Born in Brooklyn, Jennifer Higdon grew up in Atlanta, Georgia, and Seymour, Tennessee, and now lives in Philadelphia, where she teaches at the Curtis Institute of Music. She has degrees from the University of Pennsylvania and Bowling Green State University. Her teachers have included George Crumb, Ned Rorem, and Marilyn Shrude in composition, Judith Bentley and Jan Vinci in flute, and Robert Spano in conducting. She has served as composer-in-residence with the Music From Angel Fire Festival, the Norfolk Chamber Music Festival, the Walden School, the Yerba Buena Center in San Francisco, the Prism Saxophone Quartet and the Bravo! Vail Valley Music Festival.
Loco was commissioned by the Ravinia Festival in Chicago in 2004. In her notes for the premiere, Higdon says "The work was the last of a series of "Train Commissions,' whic h featured the orchestra playing works that reflect the trains (and their noise) that run through the Ravinia train yard (and backyard of the orchestra' summer home, quit a noisy venue). I though about the idea of a locomotive, which led me to think about a fast moving piece, which made me think about the word 'loco,' which means crazy in Spanish. So I got the idea to write a piece about 'a crazy train.' The general sound of the piece is of a fast-moving train, or rather, what I imagined it to sound like."
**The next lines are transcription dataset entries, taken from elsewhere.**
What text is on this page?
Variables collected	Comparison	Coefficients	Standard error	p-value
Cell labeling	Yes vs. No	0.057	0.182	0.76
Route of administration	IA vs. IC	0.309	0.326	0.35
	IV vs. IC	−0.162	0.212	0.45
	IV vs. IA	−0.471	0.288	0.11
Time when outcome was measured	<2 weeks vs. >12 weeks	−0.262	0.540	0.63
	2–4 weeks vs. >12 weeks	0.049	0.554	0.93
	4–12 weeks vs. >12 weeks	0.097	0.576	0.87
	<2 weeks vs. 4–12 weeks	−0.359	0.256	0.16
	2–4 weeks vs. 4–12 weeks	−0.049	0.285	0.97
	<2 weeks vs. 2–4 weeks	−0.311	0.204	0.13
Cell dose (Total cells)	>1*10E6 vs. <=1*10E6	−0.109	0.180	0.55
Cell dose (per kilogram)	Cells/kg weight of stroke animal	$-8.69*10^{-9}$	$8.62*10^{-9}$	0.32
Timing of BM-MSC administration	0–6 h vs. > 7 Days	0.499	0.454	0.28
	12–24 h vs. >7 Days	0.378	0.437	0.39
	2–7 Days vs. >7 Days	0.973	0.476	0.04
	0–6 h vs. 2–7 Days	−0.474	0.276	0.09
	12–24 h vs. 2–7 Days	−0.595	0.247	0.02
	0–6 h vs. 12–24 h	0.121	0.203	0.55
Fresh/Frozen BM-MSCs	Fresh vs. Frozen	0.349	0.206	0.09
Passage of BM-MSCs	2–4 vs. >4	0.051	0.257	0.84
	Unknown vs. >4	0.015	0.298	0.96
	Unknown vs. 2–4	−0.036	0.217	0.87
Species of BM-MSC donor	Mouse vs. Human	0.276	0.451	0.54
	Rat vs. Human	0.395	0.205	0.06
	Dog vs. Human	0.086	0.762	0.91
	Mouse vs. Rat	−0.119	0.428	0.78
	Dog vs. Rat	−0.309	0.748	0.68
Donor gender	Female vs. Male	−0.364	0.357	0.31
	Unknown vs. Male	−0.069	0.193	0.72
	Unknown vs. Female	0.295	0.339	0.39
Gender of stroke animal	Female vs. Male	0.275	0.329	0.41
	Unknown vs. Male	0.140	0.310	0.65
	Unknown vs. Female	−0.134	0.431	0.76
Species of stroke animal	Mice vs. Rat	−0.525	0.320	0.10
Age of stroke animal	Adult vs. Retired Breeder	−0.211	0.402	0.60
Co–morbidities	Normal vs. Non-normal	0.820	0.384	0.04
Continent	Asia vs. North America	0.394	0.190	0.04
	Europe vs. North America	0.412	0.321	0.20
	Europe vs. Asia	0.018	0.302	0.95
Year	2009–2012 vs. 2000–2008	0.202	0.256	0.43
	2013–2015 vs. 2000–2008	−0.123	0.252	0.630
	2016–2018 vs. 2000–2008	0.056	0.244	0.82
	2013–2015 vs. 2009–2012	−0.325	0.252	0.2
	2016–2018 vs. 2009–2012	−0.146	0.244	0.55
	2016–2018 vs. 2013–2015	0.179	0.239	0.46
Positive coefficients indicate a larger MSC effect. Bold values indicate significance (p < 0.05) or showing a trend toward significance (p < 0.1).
Leonard Bernstein (1918-1990): Symphonic Dances from West Side Story
I. Prologue: Allegro moderato
II. Somewhere: Adagio
III. Scherzo: Vivace leggiero
IV. Mambo: Presto
V. Cha-Cha: Andantino con grazia
VI. Meeting Scene: Meno mosso
VII. Cool-Fugue: Allegretto
VIII. Rumble: Molto allergro
Finale: Adagio

Jerome Robbins' idea for a kind of urban Romeo and Juliet was once called Gang Way!, and then East Side Story. With book by Arthur Laurents, lyrics by Stephen Sondheim and music by Leonard Bernstein, West Side Story was the title used for the first performance, on August 19, 1957 in Washington, D.C. Starring Carol Lawrence, Larry Kert, Mickey Calin, Ken Le Roy and Chita Rivera, the show opened at the Winter Garden Theater in New York on September 26, 1957 and ran for 973 performances. The film version, with Natalie Wood, Richard Beymer, Russ Tamblyn, George Chakiris and Rita Moreno, appeared in 1961. It was voted Best Picture of the Year and earned ten Oscars.
Meantime, with the aid of Sid Ramin and Irwin Kostal, Bernstein had assembled the Symphonic Dances from West Side Story. The first performance took place at a Pension Fund Benefit concert of the New York Philharmonic on February 13, 1961. The all-Bernstein evening was billed as ``A Valentine for Leonard Bernstein,'' complete with heart-shaped program book. Bernstein himself was in the audience at Carnegie Hall, as Aaron Copland, Vladimir Golschmann and Lukas Foss directed the Philharmonic. It was Foss who conducted the Symphonic Dances.
There are nine dances, played without pause. The Prologue depicts the rivalry of the two gangs, the Jets and the Sharks. Somewhere and Scherzo suggest a dream world beyond the city's confines. Mambo finds the two gangs in a competitive dance. The lovers Tony and Maria dance together in Cha-Cha and finally speak in the Meeting Scene. The Jets are getting hostile in Cool-Fugue and leaders of both gangs are killed during the Rumble. In the Finale, Tony dies in Maria's arms and the Somewhere theme is recalled during the funeral procession.
The score calls for piccolo, 2 flutes, 2 oboes, English horn, 3 clarinets, bass clarinet, alto saxophone, 2 bassoons, contrabassoon, 4 horns, 3 trumpets, tuba, timpani, percussion, harp, piano, celesta and strings.